It is widely recognised that most displaced persons live on or below the poverty line, and that lower-income groups are disproportionately affected by weather-related disasters. Furthermore, disasters aside, a host of different consequences also associated with a changing climate weaken resilience, especially of subsistence farming groups, and thereby breed further vulnerability. These are then an amplifying factor for rural to urban migration, even if climate issues are largely concealed by ‘economic’ explanations for migrant flows and both groups of migrants often end up in the same slums.[1]
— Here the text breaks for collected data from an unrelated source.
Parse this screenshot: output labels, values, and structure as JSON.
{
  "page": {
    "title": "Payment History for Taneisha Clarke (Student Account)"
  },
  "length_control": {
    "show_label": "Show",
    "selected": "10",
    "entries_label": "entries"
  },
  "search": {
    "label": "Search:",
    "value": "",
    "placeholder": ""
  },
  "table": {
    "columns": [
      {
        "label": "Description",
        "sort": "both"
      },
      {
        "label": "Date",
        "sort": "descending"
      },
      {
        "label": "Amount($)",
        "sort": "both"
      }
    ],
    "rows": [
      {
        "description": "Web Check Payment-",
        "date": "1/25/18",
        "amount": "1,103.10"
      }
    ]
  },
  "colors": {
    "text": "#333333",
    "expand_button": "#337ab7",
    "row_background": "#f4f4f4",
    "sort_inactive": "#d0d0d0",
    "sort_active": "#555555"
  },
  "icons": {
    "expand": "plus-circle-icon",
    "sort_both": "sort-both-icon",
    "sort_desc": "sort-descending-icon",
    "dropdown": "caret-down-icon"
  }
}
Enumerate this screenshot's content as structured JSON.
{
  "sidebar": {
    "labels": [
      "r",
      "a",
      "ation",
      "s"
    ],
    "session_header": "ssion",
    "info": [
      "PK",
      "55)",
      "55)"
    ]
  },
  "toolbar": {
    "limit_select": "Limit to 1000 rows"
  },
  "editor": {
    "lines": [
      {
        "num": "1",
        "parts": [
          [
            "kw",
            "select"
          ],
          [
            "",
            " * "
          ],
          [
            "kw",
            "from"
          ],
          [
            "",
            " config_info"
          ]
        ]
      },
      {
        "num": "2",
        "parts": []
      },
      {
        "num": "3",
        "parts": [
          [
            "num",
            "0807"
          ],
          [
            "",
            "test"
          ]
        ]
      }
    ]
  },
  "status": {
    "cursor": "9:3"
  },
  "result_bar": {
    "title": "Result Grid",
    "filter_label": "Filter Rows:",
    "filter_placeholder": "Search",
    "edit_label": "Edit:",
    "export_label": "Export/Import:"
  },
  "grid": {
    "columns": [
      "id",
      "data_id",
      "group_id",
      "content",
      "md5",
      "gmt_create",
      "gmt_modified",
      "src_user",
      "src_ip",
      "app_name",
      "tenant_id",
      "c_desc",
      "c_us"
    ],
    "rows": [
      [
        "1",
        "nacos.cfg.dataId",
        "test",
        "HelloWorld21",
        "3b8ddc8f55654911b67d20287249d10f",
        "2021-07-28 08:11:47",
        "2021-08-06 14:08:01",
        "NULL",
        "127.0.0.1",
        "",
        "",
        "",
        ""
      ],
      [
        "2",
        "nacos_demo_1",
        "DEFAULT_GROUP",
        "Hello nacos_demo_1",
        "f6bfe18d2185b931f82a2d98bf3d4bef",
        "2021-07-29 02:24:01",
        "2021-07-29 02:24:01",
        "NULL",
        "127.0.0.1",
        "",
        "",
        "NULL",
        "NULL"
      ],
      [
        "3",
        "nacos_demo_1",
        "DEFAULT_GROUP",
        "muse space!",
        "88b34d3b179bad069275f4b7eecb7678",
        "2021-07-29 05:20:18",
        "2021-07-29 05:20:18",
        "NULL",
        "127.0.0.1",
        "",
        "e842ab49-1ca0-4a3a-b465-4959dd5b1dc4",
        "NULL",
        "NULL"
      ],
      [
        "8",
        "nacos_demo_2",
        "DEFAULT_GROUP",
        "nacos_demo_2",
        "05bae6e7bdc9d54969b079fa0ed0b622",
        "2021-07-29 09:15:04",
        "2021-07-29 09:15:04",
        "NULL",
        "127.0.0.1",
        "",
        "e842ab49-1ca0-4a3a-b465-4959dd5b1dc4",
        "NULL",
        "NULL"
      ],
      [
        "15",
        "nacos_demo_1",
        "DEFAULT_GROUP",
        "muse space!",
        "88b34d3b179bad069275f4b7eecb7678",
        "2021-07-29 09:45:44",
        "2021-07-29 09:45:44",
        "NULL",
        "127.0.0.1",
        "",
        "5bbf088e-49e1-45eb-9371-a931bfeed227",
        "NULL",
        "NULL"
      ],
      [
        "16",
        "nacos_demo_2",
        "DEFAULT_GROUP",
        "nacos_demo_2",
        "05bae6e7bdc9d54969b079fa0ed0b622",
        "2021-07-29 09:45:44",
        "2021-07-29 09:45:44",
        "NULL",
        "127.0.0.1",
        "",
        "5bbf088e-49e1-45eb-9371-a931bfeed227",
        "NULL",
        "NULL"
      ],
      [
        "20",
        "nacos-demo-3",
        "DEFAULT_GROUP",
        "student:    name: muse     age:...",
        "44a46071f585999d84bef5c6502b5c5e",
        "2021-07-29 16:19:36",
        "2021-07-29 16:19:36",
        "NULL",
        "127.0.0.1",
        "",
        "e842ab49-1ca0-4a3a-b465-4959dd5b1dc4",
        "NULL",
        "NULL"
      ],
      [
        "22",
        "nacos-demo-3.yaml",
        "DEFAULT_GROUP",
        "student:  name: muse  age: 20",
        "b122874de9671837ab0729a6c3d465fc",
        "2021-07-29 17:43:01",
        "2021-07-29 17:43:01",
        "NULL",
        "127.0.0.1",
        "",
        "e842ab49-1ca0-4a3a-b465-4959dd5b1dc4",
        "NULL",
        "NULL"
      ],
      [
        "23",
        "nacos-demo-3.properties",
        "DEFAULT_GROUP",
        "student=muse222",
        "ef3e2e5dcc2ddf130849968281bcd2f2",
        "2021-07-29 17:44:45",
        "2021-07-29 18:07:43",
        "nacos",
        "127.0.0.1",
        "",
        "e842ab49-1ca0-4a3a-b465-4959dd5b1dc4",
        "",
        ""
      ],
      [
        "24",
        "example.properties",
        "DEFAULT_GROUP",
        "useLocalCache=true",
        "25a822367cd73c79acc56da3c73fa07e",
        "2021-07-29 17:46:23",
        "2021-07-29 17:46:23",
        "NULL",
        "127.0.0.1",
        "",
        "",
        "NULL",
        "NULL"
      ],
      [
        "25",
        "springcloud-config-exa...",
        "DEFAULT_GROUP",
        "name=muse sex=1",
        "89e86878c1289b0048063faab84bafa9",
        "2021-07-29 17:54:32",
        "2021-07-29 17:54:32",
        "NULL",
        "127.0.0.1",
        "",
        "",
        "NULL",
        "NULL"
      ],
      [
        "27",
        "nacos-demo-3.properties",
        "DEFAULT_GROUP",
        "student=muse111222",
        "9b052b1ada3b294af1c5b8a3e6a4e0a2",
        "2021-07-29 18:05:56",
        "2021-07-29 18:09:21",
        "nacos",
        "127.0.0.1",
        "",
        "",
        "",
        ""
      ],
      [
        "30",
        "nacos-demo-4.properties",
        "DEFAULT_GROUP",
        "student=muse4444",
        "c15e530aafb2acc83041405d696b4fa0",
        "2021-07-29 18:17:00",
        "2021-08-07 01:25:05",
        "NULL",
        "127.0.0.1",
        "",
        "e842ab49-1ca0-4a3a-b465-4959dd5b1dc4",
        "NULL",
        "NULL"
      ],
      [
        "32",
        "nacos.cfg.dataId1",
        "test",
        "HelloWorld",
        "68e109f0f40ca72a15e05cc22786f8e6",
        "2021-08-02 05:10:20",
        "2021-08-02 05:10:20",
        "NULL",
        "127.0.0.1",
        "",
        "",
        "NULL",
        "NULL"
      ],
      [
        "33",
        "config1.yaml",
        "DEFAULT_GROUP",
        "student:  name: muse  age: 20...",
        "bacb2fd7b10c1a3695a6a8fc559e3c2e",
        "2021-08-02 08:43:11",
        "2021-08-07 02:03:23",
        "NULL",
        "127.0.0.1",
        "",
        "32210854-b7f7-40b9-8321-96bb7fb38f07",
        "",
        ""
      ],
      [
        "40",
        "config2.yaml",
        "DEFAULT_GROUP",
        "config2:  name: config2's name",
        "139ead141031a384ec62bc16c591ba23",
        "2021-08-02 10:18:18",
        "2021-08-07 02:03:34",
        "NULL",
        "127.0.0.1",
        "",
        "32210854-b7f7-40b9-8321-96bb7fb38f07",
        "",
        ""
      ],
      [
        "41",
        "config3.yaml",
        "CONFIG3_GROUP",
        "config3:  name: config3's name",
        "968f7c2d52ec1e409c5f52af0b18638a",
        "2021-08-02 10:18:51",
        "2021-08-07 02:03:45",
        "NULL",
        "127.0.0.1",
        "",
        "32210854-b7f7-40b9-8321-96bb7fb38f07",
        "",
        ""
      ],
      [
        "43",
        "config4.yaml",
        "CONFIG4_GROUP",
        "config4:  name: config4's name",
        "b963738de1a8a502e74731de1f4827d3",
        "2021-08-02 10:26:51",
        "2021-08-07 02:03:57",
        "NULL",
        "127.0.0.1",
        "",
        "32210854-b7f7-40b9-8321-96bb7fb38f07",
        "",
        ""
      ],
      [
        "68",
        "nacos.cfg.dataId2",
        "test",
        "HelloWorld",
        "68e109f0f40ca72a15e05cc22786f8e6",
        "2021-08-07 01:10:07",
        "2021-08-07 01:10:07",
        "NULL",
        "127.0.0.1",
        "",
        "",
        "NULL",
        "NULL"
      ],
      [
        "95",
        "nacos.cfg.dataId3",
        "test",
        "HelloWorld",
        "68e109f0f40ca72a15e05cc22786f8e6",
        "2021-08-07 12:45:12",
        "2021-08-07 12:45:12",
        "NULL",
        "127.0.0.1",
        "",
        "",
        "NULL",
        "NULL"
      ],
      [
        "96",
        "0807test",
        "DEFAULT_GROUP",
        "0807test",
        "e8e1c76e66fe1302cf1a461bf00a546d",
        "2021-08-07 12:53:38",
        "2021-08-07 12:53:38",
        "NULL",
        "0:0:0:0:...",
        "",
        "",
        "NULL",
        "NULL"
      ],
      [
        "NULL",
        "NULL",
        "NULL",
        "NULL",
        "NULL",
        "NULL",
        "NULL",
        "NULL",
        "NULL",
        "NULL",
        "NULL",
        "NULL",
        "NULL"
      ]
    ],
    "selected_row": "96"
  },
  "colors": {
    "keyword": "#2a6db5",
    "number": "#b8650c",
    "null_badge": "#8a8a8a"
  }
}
Hotter days, longer and more intense dry seasons and less overall rain but heavier downpours place significant pressures on low-income rural communities. Health, for instance, suffers due to more favourable conditions for food-, water- and vector- borne diseases. Shorter, less predictable growing seasons, less rain and more flooding all cut farm outputs, while the increase in the number of extremely hot days makes outdoor work (the great majority of all work in subsistence farming communities) less productive and more dangerous because of exhaustion and dehydration. As it becomes harder for farmers to grow produce and to work, food insecurity climbs, with child malnutrition rates typically increasing in tandem.

Rural erosion in Ghana’s Upper East Region

The effects of increases in heat on subsistence communities have been most pronounced in this region of Ghana, once the breadbasket of the country. One way to compensate for diminished growing seasons or productive capacity is to extend the amount of land under cultivation; however, this is very often at the expense of trees and therefore at the expense of biodiversity, land integrity and shade for farmers and crops. Deforestation and the degradation of trees and forests not only contribute to more climate change through the loss of carbon sinks but can also intensify local heat, drought and flood vulnerabilities. Moreover, only the least productive lands remain to be brought under cultivation, so these diminishing yields come at great expense.

Private revenue losses likewise affect public services. Declining investment in local water infrastructure is particularly problematic because it shrinks the area of arable land available during the dry season, leading more people to migrate seasonally. Indications of societal strains are evident too. As smallholder farmers keep fewer livestock, for example, they also entrust fewer to the care of nomadic Fulani herdsmen who frequent marginal lands in the region. Previously reliant on the mutually beneficial interchange of herding services for food or income, the erosion of this exchange demonstrates how livelihood shocks for settled communities can be transmitted through economic chains, harming traditional social ties.

 

Governance capacity defines resilience

Challenging conditions like these are common to rural communities across tropical developing regions. Particularly vulnerable are countries and communities with very high agricultural sector contributions to economic output or to the workforce, and large numbers of subsistence-level households. Although the specifics vary, the outcome is frequently the same: people, especially youths, hasten decline by leaving in growing numbers for cities and their slums. Problems are not only transposed to the urban realm; the process also compounds risks for communities of both origin and destination.

While climate-stressed rural communities of sub-Saharan Africa, South America, Asia and even the Middle East furnish a ready supply of new inhabitants to urban slums, geographically similar areas of the south-western US or of Australia, for instance, are not affected in the same way despite analogous climate pressures. This fact underscores the significance of community capacity and governance systems to deal with such change.

Rural renewal

A wide variety of measures and approaches to adapt to climate change have been developed, as highlighted for instance by the breadth of activities foreseen by National Adaptation Programmes for Action.[2] Among predominantly subsistence communities, however, the key factor restricting responses is a lack of reliable means to initiate and sustain such measures. Higher quality, more drought-resistant seeds, improved water installations or meteorological micro-insurance schemes, among other initiatives, all typically require effectively unachievable outlays, circumscribing access for those most in a position to benefit.

Not all initiatives to adapt to climate change require resources but increased capacity and resilience-based approaches greatly expand the feasible range of responses. In the specific case of northern Ghana (see Box), reversing the trend of livelihood erosion is a critical step for securing investment in water and irrigation infrastructure, for maintaining conservation zones, for accessing insurance and the countless other measures that could increasingly fall within reach as capacity expands.  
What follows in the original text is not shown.